La tonalité sera-t-elle différente s’agissant de la délégation des députés ? Nul ne peut le dire sauf à lire dans le marc de café. Une nouveauté cependant par rapport à celle du Sénat. Cette fois les quatre parlementaires de l’île font partie du voyage. Certes, là aussi ils ne sont pas à l’unisson. Et sans être grand devin, les deux édiles nationalistes n’auront pas la même approche que le duo libéral. Mais en tout cas, leurs visions différentes parfois antagonistes sur l’autonomie pourront s’accorder dans un diagnostic commun concernant la réalité insulaire. Celle qui est trop souvent regardée avec un prisme déformant dans la capitale. Ou par des édiles continentaux de tous bords qui ont trop souvent une vision tronquée des réalités du terrain. Aussi est-ce une bonne chose que nos députés ne soient pas tenus à l’écart. On peut toutefois remarquer que l’équilibre est quelque peu modifié avec la nomination de Xavier Lacombe en lieu et place de Laurent Marcangeli promu ministre. Les évolutionnistes patentés perdent un allié. Cela influera-t-il sur la tonalité des discussions ? Peu probable. L’essentiel s’insérant dans la perception générale qu’aura sur place la délégation. Et surtout la tonalité que lui donnera Florent Boudié, qui la présidera et en sera le rapporteur. Cet édile qualifié de macroniste, mais que l’on dit proche de Gérald Darmanin s’inscrira-t-il dans les pas de l’ancien ministre de l’Intérieur qui porta à bout de bras le dossier Corse ? Plus globalement suivra-t-il celui qui lors de campagne présidentielle et après se qualifia de girondin et ouvert à la réforme insulaire ? De son analyse dépendra à maints égards la mouture de la copie qui sera élaborée. Car l’homme par ailleurs président de la commission des lois au Palais Bourbon est rompu à ce genre d’exercice. Il peut sans que sa voix soit prépondérante dans cette démarche, par essence et définition collégiale, orienter, atténuer telles remarques ou à l’inverse les mettre en exergue. Sans que l’ensemble du document soit pour autant dénaturé.
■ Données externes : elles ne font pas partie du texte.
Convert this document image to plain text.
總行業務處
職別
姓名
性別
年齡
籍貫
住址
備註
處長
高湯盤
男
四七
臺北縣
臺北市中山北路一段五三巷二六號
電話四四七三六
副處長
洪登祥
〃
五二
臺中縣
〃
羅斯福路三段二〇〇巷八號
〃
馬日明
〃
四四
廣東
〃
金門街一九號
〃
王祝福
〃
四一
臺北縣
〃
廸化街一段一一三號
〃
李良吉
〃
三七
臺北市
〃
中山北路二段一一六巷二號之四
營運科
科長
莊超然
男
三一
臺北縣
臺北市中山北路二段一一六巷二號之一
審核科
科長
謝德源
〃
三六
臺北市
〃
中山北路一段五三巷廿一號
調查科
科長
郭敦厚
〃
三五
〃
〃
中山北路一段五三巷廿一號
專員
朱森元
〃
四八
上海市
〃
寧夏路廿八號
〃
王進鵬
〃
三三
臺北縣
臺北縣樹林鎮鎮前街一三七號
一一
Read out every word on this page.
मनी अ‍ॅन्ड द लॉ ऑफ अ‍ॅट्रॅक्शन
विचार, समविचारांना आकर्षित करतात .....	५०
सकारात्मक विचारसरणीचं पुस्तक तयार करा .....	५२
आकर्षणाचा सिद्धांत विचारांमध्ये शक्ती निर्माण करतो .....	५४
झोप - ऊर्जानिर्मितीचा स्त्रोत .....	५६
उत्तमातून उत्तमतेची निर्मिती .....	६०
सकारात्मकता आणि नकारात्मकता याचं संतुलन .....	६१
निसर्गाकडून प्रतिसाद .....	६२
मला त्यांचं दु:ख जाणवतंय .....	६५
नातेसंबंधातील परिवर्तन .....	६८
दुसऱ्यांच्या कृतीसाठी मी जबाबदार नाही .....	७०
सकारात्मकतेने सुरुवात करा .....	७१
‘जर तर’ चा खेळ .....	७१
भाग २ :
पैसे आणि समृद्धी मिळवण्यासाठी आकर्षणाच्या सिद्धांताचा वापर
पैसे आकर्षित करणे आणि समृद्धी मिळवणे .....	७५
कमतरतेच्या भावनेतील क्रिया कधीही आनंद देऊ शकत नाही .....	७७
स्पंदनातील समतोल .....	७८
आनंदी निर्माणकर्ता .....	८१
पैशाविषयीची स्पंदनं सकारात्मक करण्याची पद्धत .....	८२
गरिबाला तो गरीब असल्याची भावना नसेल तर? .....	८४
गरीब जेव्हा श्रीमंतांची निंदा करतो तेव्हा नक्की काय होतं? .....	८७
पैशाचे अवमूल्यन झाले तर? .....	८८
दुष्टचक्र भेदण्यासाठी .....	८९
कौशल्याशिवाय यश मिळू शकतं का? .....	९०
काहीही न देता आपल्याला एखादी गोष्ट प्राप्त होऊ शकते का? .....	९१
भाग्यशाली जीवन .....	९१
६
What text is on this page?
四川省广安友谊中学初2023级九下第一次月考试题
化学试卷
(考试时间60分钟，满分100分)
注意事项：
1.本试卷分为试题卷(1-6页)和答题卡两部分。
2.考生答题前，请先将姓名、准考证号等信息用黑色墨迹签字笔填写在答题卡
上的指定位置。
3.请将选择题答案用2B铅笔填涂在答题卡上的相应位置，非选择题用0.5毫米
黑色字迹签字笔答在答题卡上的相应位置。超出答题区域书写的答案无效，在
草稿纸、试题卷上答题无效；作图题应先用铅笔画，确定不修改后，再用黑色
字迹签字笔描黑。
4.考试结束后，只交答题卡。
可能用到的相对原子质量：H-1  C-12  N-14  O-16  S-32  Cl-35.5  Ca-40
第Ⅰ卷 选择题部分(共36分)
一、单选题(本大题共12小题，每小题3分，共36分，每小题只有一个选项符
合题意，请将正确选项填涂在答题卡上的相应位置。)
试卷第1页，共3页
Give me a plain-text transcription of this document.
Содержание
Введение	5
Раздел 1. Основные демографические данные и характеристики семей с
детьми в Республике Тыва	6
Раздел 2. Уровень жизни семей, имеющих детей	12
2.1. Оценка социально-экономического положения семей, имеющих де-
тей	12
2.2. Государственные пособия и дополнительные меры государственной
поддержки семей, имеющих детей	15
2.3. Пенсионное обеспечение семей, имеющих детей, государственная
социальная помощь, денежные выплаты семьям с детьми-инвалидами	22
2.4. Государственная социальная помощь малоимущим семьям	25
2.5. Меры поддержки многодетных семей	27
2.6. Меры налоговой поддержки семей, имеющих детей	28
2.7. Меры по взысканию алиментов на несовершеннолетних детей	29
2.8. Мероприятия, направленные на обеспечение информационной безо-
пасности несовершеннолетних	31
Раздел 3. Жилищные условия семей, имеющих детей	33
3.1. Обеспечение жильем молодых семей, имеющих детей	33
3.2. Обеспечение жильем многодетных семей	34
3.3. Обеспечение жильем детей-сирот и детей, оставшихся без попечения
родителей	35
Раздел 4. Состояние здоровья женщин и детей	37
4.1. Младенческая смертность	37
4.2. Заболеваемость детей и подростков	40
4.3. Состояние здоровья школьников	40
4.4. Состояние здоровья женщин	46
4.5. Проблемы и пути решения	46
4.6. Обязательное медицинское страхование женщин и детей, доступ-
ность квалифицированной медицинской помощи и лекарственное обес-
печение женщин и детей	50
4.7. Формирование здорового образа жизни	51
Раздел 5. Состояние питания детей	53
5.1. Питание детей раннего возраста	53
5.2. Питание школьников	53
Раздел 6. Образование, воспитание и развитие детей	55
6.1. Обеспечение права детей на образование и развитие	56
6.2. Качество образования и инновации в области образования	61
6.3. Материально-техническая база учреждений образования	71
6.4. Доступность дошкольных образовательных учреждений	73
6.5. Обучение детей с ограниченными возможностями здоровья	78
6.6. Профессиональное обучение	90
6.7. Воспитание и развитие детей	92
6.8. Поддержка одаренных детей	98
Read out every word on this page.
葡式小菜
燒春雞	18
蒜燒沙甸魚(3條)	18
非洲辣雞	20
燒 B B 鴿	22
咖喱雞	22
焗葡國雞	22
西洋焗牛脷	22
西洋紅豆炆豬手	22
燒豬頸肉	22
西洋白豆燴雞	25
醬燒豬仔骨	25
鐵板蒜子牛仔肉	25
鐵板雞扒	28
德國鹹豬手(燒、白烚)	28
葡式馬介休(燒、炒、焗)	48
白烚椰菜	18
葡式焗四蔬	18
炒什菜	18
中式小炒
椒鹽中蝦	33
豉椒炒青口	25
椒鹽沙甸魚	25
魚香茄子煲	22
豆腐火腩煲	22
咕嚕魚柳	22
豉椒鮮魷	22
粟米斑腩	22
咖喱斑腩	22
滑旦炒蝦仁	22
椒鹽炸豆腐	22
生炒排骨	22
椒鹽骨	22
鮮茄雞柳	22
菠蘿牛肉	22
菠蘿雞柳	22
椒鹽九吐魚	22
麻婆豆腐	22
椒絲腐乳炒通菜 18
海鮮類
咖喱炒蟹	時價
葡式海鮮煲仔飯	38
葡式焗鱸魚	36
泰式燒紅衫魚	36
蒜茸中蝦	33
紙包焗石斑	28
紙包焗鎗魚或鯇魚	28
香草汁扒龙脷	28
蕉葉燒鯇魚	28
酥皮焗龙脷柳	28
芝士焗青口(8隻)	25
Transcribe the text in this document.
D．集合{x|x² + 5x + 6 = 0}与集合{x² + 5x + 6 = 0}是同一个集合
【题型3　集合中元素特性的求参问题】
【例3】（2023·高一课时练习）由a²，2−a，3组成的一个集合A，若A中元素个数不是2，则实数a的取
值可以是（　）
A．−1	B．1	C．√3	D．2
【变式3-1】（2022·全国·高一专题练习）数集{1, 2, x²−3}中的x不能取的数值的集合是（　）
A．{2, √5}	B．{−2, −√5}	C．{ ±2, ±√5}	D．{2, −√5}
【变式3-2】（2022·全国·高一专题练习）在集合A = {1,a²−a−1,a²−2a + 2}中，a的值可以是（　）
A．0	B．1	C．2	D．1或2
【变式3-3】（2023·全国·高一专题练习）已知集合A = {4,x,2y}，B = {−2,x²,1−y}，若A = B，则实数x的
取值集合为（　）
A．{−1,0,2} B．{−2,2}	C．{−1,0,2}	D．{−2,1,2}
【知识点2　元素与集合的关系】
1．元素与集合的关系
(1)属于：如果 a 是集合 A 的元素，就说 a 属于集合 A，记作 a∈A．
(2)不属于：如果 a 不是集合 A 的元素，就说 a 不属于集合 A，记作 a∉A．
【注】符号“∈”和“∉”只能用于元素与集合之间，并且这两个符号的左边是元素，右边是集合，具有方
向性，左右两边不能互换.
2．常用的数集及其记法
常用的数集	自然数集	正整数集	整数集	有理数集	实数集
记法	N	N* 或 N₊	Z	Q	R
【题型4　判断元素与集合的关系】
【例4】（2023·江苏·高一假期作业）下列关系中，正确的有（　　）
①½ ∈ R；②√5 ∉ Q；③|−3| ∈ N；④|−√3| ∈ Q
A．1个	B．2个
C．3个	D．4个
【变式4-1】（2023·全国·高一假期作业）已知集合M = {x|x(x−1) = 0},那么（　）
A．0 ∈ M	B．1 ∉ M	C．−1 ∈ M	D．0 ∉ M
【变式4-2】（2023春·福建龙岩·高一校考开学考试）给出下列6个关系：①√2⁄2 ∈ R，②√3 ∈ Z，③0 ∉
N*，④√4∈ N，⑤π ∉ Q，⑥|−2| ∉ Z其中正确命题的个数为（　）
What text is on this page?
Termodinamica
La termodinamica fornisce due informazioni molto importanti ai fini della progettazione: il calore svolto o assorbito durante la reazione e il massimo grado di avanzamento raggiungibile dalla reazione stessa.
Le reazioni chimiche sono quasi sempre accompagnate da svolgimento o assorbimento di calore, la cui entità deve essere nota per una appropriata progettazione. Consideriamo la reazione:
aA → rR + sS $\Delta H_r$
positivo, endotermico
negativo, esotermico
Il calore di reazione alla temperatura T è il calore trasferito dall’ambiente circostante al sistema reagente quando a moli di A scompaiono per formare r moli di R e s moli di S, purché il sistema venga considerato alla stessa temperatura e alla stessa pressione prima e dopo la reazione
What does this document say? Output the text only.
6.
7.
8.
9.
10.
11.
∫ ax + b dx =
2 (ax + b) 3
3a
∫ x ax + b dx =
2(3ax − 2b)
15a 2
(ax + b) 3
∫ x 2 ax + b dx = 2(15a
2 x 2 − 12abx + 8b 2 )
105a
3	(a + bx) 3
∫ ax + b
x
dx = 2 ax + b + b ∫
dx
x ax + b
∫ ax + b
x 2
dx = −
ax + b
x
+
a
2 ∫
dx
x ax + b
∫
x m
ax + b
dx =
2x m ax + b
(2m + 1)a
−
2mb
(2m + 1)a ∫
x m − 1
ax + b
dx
La proposition de Ceccoli D’ores et déjà François-Xavier Ceccoli se dit ravi de sa participation. Elle lui permettra de dire et insister sur sa position et de faire œuvre de propositions. Il redit sans ambages que si dans sa bouche l’autonomie n’est pas mot tabou, il convient de ne pas mettre la charrue avant les bœufs ou se laisser emporter par le vertige évolutionniste.